- Leader: Maj Gen. Jamshed Khan
- Dates active: April 1971 — December 1971
- Allegiance: Pakistan
- Active regions: East Pakistan
- Size: 15,000 — 18,000 (April 1971); 25,000 (May 1971);

= East Pakistan Civil Armed Force =

Paramilitary force in East Pakistan

East Pakistan Civil Armed Force (Note: Bengali: পূর্ব পাকিস্তান বেসামরিক সশস্ত্র বাহিনী, romanized: Pūrba pākistāna bēsāmarika saśastra bāhinī) (EPCAF) was a paramilitary force that operated in East Pakistan. It replaced the East Pakistan Rifles and was being used to guard Dacca and Pakistani strongholds, It evolved from East Pakistan Rifles.

== History ==
While Pakistan Army with its collaborators, Razakars and Mujahid Bahini was focused on stopping Mukti Bahini-led resistance, EPCAF was given the duty to establish internal security and to guard strongholds of Pakistani forces. EPCAF was raised in April 1971, EPCAF effectively replaced East Pakistan Rifles due to decisions made by A. A. K. Niazi and Major Gen. Jamshed Khan became the Director General (DG) of EPCAF under his order. East Pakistan Civil Armed Force particularly evolved from the East Pakistan Rifles, East Pakistan Civil Armed Force was composed of Bihari Muslims, non-Bengalis of East Pakistan, retired personnel, pro-Pakistan Bengalis and West Pakistani personnel. Initially, EPCAF had about 15 thousand to 18 thousand troops, On May 1971, the amount of total personnel grew to 25,000, EPCAF was divided into at least 17 wings.

On 1 September 1971, East Pakistan Civil Armed Force launched raids on Basti Nasirabad, three miles east of Dacca, and killed 9 Indian agents linked to the Indian Armed Forces and captured one after a clash between EPCAF and Indian forces, at least 9 rifles, 3 stenguns, 5 shotguns, 39 grenades, several hundred cartridges and 43 mines and high amounts of bombs and explosives were captured.

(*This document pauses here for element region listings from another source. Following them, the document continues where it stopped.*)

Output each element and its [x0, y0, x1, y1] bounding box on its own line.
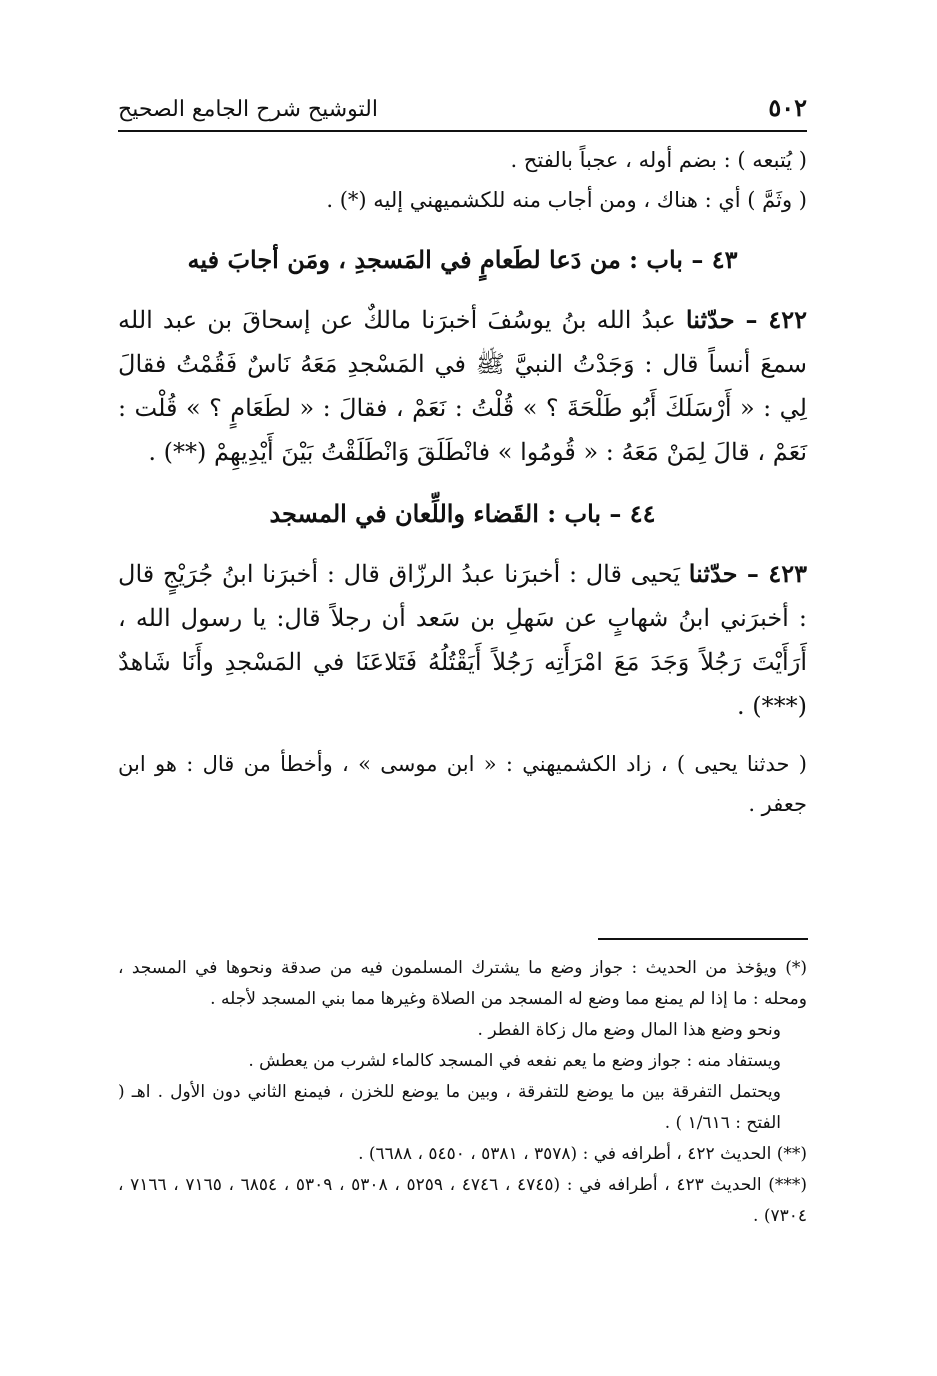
- hadith-paragraph: [118, 552, 807, 728]
- hadith-paragraph: [118, 298, 807, 474]
- hadith-number: ٤٢٢ – حدّثنا: [685, 305, 807, 334]
- footnote: (***) الحديث ٤٢٣ ، أطرافه في : (٤٧٤٥ ، ٤٧٤٦ ، ٥٢٥٩ ، ٥٣٠٨ ، ٥٣٠٩ ، ٦٨٥٤ ، ٧١٦٥ ، ٧١٦٦ ، ٧٣٠٤) .: [118, 1175, 807, 1226]
- hadith-text: عبدُ الله بنُ يوسُفَ أخبرَنا مالكٌ عن إسحاقَ بن عبد الله سمعَ أنساً قال : وَجَدْتُ النبيَّ ﷺ في المَسْجدِ مَعَهُ نَاسٌ فَقُمْتُ فقالَ لِي : « أَرْسَلَكَ أَبُو طَلْحَةَ ؟ » قُلْتُ : نَعَمْ ، فقالَ : « لطَعَامٍ ؟ » قُلْت : نَعَمْ ، قالَ لِمَنْ مَعَهُ : « قُومُوا » فانْطَلَقَ وَانْطَلَقْتُ بَيْنَ أَيْدِيهِمْ (**) .: [118, 306, 807, 466]
- commentary-note: ( يُتبعه ) : بضم أوله ، عجباً بالفتح .: [510, 148, 807, 172]
- main-text: [118, 140, 807, 824]
- hadith-number: ٤٢٣ – حدّثنا: [688, 559, 807, 588]
- commentary-note: ( وثَمَّ ) أي : هناك ، ومن أجاب منه للكشميهني إليه (*) .: [326, 188, 807, 212]
- footnote: ونحو وضع هذا المال وضع مال زكاة الفطر .: [477, 1020, 781, 1040]
- running-header: [118, 82, 807, 122]
- header-divider: [118, 130, 807, 132]
- chapter-heading: ٤٤ – باب : القَضاء واللِّعان في المسجد: [269, 499, 656, 528]
- footnote: ويستفاد منه : جواز وضع ما يعم نفعه في المسجد كالماء لشرب من يعطش .: [248, 1051, 781, 1071]
- page-number: ٥٠٢: [768, 93, 807, 122]
- hadith-text: يَحيى قال : أخبرَنا عبدُ الرزّاق قال : أخبرَنا ابنُ جُرَيْجٍ قال : أخبرَني ابنُ شهابٍ عن سَهلِ بن سَعد أن رجلاً قال: يا رسول الله ، أَرَأَيْتَ رَجُلاً وَجَدَ مَعَ امْرَأَتِه رَجُلاً أَيَقْتُلُهُ فَتَلاعَنَا في المَسْجدِ وأَنَا شَاهدٌ (***) .: [118, 560, 807, 720]
- chapter-heading: ٤٣ – باب : من دَعا لطَعامٍ في المَسجدِ ، ومَن أجابَ فيه: [187, 245, 738, 274]
- book-title: التوشيح شرح الجامع الصحيح: [118, 97, 378, 122]
- footnotes: [118, 953, 807, 1232]
- footnote-divider: [598, 938, 808, 940]
- commentary-note: ( حدثنا يحيى ) ، زاد الكشميهني : « ابن موسى » ، وأخطأ من قال : هو ابن جعفر .: [118, 752, 807, 816]
- footnote: (*) ويؤخذ من الحديث : جواز وضع ما يشترك المسلمون فيه من صدقة ونحوها في المسجد ، ومحله : ما إذا لم يمنع مما وضع له المسجد من الصلاة وغيرها مما بني المسجد لأجله .: [118, 958, 807, 1009]
- footnote: ويحتمل التفرقة بين ما يوضع للتفرقة ، وبين ما يوضع للخزن ، فيمنع الثاني دون الأول . اهـ ( الفتح : ١/٦١٦ ) .: [118, 1082, 781, 1133]
- footnote: (**) الحديث ٤٢٢ ، أطرافه في : (٣٥٧٨ ، ٥٣٨١ ، ٥٤٥٠ ، ٦٦٨٨) .: [358, 1144, 807, 1164]
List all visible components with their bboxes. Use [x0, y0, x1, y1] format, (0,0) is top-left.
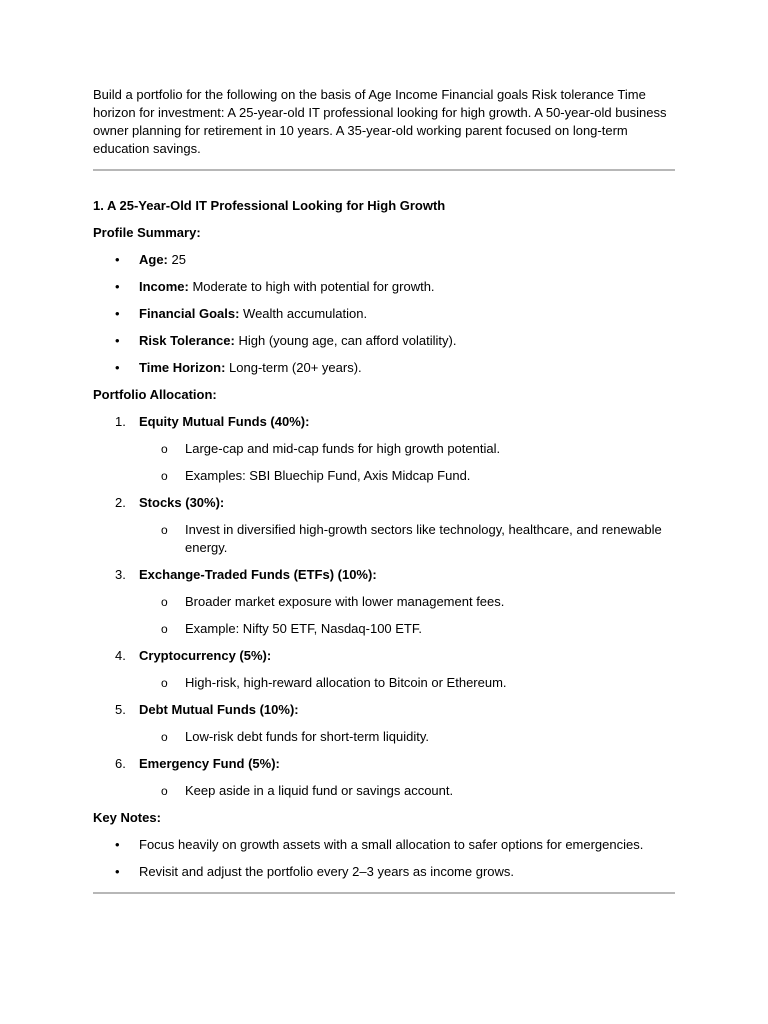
sub-marker: o: [161, 676, 168, 690]
sub-item-text: Low-risk debt funds for short-term liquidity.: [185, 729, 429, 744]
profile-value: Long-term (20+ years).: [225, 360, 362, 375]
allocation-item-debt-mutual-funds: [93, 701, 675, 746]
document-page: [93, 86, 675, 894]
sub-item-text: High-risk, high-reward allocation to Bitcoin or Ethereum.: [185, 675, 507, 690]
sub-item-text: Example: Nifty 50 ETF, Nasdaq-100 ETF.: [185, 621, 422, 636]
allocation-title: Debt Mutual Funds (10%):: [139, 702, 299, 717]
bullet-marker: •: [115, 333, 120, 348]
allocation-title: Cryptocurrency (5%):: [139, 648, 272, 663]
bullet-marker: •: [115, 837, 120, 852]
list-number: 2.: [115, 495, 126, 510]
horizontal-rule-top: [93, 169, 675, 171]
sub-marker: o: [161, 595, 168, 609]
list-number: 5.: [115, 702, 126, 717]
note-item: [93, 863, 675, 881]
sub-item: [93, 782, 675, 800]
profile-label: Income:: [139, 279, 189, 294]
list-number: 3.: [115, 567, 126, 582]
key-notes-list: [93, 836, 675, 881]
profile-item-income: [93, 278, 675, 296]
allocation-sublist: [93, 440, 675, 485]
profile-label: Risk Tolerance:: [139, 333, 235, 348]
list-number: 1.: [115, 414, 126, 429]
sub-marker: o: [161, 730, 168, 744]
profile-value: High (young age, can afford volatility).: [234, 333, 457, 348]
sub-item: [93, 620, 675, 638]
bullet-marker: •: [115, 252, 120, 267]
profile-summary-heading: Profile Summary:: [93, 225, 201, 240]
sub-item: [93, 728, 675, 746]
sub-item-text: Invest in diversified high-growth sectors like technology, healthcare, and renewable energy.: [185, 522, 662, 555]
intro-paragraph: Build a portfolio for the following on the basis of Age Income Financial goals Risk tolerance Time horizon for investment: A 25-year-old IT professional looking for high growth. A 50-year-old business owner planning for retirement in 10 years. A 35-year-old working parent focused on long-term education savings.: [93, 87, 667, 156]
sub-item: [93, 593, 675, 611]
sub-item-text: Keep aside in a liquid fund or savings account.: [185, 783, 454, 798]
key-notes-heading: Key Notes:: [93, 810, 161, 825]
note-text: Revisit and adjust the portfolio every 2–3 years as income grows.: [139, 864, 515, 879]
allocation-sublist: [93, 782, 675, 800]
bullet-marker: •: [115, 279, 120, 294]
profile-label: Time Horizon:: [139, 360, 226, 375]
profile-item-risk-tolerance: [93, 332, 675, 350]
allocation-title: Stocks (30%):: [139, 495, 225, 510]
sub-marker: o: [161, 622, 168, 636]
allocation-list: [93, 413, 675, 800]
allocation-title: Equity Mutual Funds (40%):: [139, 414, 310, 429]
profile-item-financial-goals: [93, 305, 675, 323]
sub-item: [93, 467, 675, 485]
portfolio-allocation-heading: Portfolio Allocation:: [93, 387, 217, 402]
allocation-item-equity-mutual-funds: [93, 413, 675, 485]
allocation-sublist: [93, 674, 675, 692]
sub-item-text: Large-cap and mid-cap funds for high growth potential.: [185, 441, 501, 456]
sub-marker: o: [161, 784, 168, 798]
profile-item-time-horizon: [93, 359, 675, 377]
sub-marker: o: [161, 469, 168, 483]
sub-item: [93, 674, 675, 692]
allocation-item-etfs: [93, 566, 675, 638]
allocation-item-stocks: [93, 494, 675, 557]
allocation-sublist: [93, 728, 675, 746]
allocation-item-cryptocurrency: [93, 647, 675, 692]
allocation-title: Emergency Fund (5%):: [139, 756, 280, 771]
sub-item-text: Broader market exposure with lower management fees.: [185, 594, 505, 609]
section-title: 1. A 25-Year-Old IT Professional Looking for High Growth: [93, 198, 446, 213]
sub-item-text: Examples: SBI Bluechip Fund, Axis Midcap Fund.: [185, 468, 471, 483]
list-number: 4.: [115, 648, 126, 663]
profile-value: Moderate to high with potential for growth.: [188, 279, 435, 294]
allocation-sublist: [93, 593, 675, 638]
profile-value: 25: [167, 252, 186, 267]
profile-item-age: [93, 251, 675, 269]
note-text: Focus heavily on growth assets with a small allocation to safer options for emergencies.: [139, 837, 644, 852]
bullet-marker: •: [115, 864, 120, 879]
sub-marker: o: [161, 442, 168, 456]
horizontal-rule-bottom: [93, 892, 675, 894]
bullet-marker: •: [115, 306, 120, 321]
note-item: [93, 836, 675, 854]
sub-marker: o: [161, 523, 168, 537]
sub-item: [93, 440, 675, 458]
allocation-item-emergency-fund: [93, 755, 675, 800]
profile-value: Wealth accumulation.: [239, 306, 368, 321]
list-number: 6.: [115, 756, 126, 771]
sub-item: [93, 521, 675, 557]
profile-label: Financial Goals:: [139, 306, 240, 321]
profile-summary-list: [93, 251, 675, 377]
allocation-title: Exchange-Traded Funds (ETFs) (10%):: [139, 567, 377, 582]
bullet-marker: •: [115, 360, 120, 375]
allocation-sublist: [93, 521, 675, 557]
profile-label: Age:: [139, 252, 168, 267]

On 2 September 1971, Mukti Bahini freedom fighters attacked Gazaria Thana targeting nearby EPCAF and Razakar positions which resulted in the death of 3 EPCAF troops, 2 Razakars and capture of 11 Razakars and also capture of 15 rifles and 350 rounds of ammunition.

On 12 September 1971, East Pakistan Civil Armed Force and East Pakistan Police launched a raid in Purana Paltan, Dacca and captured 4 rifles, 3 stenguns, 12 grenades and ammunition and clashed with Indian troops in Narayanganj, Dacca, resulting in 1 EPCAF troop being injured and 13 Indian troops being killed in a joint operation.

In December 1971, India's Border Security Force (BSF) attacked and pounded EPCAF positions in Rajshahi and Chapainawabganj.

On 9 December 1971, Indian forces launched an attack on Ashuganj and attacked EPCAF troops.

On 13 December 1971, Indian troops clashed with Pakistani forces and EPCAF in Sylhet, at least 19 EPCAF troops were killed and 10 were captured in the Battle of Sylhet.

== Deployments ==
- Dacca Sector (Dacca)
  - 13 Wing
  - 16 Wing
- Jessore Sector (Jessore)
  - 15 Wing (Jessore-Chaugachha)
- 4 Wing (Chuadanga)
- 5 Wing (Khulna-Bagerhat-Barisal)
- 17 Wing
- Rajshahi Sector (Rajshahi)
  - 6 Wing (Rajshahi-Chapainawabganj-Rohanpur)
  - 7 Wing (Naogaon-Panitala)
  - 9 Wing (Bogra-Sirajganj)
- Rangpur Sector (Rangpur)
  - 8 Wing (Dinajpur)
  - 9 Wing (Thakurgaon-Panchagarh)
  - 10 Wing (Rangpur-Lalmonirhat)
- Comilla Sector (Comilla)
  - 1 Wing (Comilla)
  - 3 Wing (Brahmanbaria)
  - 12 Wing (Comilla)
- Chittagong Sector
  - 2 Wing (Feni)
  - 11 Wing (Chittagong)
  - 14 Wing (Chittagong-Cox's Bazar)
==Aftermath==
After Pakistani forces were defeated by the Mukti Bahini and Indian Army and surrendered on 16 December 1971 and the Bangladesh War of Independence came to an end, Families of members and leaders of East Pakistan Civil Armed Force were promised rewards and benefits by Pakistani authorities.

Despite being a paramilitary force which operated in East Pakistan under the jurisdiction of the Pakistan Army, unlike the Razakars and Mujahid Bahini, EPCAF was not involved in war crimes or the Bangladesh genocide and was more focused on repelling Mukti Bahini offensives and guarding Pakistani strongholds and EPCAF was dismantled after December 1971.